Just to take the BBC as an example. Pre-Birt, the BBC had a fabulous research library which was available — free — to every employee of the corporation. Similarly, it had a wonderful Wardrobe department, also available free to every producer. After the introduction of ‘producer choice’, these services were no longer free, so producers and researchers had to make a decision about whether the budget could afford a lot of library research, or whether to experiment with a range of costumes. As told to me by a BBC insider, the legendary £100 black tie episode arose as follows. The News and Current Affairs department used to periodically rehearse plans for covering the death of the then Queen Mother. To be realistic, these rehearsals had obviously to be unannounced in advance: staff would have to drop what they were doing and go into Queen-Mother-dead routine. This required the (all-male) News anchors to wear black ties. On one such occasion, none of them had a black tie, so a request was sent to Wardrobe. Wardrobe quoted an internal price that the producer regarded as exorbitant. So a production assistant was dispatched to M&S in a taxi in order to procure said ties. The cost, including taxi fares, came to £100 per tie.
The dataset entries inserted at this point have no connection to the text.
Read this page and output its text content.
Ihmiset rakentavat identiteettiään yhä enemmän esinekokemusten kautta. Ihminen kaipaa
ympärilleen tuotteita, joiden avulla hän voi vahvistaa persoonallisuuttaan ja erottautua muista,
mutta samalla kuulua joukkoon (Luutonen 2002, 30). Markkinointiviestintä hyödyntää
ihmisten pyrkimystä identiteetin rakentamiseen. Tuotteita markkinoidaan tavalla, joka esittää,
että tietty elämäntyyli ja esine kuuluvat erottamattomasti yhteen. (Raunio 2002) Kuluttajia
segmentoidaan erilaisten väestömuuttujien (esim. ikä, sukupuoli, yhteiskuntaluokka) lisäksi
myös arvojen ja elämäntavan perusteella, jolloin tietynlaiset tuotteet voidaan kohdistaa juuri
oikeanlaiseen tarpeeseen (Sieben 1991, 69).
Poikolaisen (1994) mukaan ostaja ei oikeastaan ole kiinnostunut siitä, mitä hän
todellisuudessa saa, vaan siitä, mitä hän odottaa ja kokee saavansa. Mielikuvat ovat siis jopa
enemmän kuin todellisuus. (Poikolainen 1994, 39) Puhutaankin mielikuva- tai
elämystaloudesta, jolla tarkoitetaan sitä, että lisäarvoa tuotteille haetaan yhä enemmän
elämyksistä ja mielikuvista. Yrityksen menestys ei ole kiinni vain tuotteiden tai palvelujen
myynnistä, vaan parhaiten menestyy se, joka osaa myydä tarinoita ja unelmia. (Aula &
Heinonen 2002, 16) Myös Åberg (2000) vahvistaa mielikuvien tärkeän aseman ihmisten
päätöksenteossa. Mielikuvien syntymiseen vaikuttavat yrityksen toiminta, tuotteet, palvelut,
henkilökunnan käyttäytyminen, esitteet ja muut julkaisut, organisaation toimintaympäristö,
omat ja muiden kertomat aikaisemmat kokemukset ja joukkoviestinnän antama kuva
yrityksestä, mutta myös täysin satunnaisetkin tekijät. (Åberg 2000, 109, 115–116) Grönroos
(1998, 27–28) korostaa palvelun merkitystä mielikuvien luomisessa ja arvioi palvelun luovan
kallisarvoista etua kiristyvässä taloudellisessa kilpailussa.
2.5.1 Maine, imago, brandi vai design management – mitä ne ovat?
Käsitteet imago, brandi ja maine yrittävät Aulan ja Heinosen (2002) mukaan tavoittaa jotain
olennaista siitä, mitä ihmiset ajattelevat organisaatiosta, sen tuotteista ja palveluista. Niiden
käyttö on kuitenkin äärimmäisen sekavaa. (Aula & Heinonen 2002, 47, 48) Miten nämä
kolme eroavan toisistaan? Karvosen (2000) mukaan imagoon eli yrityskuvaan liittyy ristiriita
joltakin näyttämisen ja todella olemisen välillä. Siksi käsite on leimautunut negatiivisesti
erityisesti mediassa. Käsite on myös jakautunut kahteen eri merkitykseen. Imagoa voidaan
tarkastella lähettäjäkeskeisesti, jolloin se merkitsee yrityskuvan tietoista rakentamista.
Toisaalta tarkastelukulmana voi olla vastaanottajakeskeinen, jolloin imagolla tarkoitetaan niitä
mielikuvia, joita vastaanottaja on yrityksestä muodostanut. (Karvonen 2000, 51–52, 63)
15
I’ve no idea if this story is true or not. It does, however, illustrate something that I believe to be true, namely that phoney internal markets are an absurdly inefficient way of organising the feedback signals needed to make departments responsive to failure or inefficient performance. But a signalling system is essential to avoid the kind of stasis, complacency and conservatism that often characterises non-market institutions. The good news is that with computing and networking technology we now have lots of ways of signalling satisfaction/dissatisfaction — e.g. by means of online and instantaneous rating systems. They’re not magic bullets (witness the ways in which customer ratings of Uber drivers can be dysfunctional), but compared with the absurdities implicit in distorting non-market institutions to make them mimic markets, they’re likely to be much less damaging.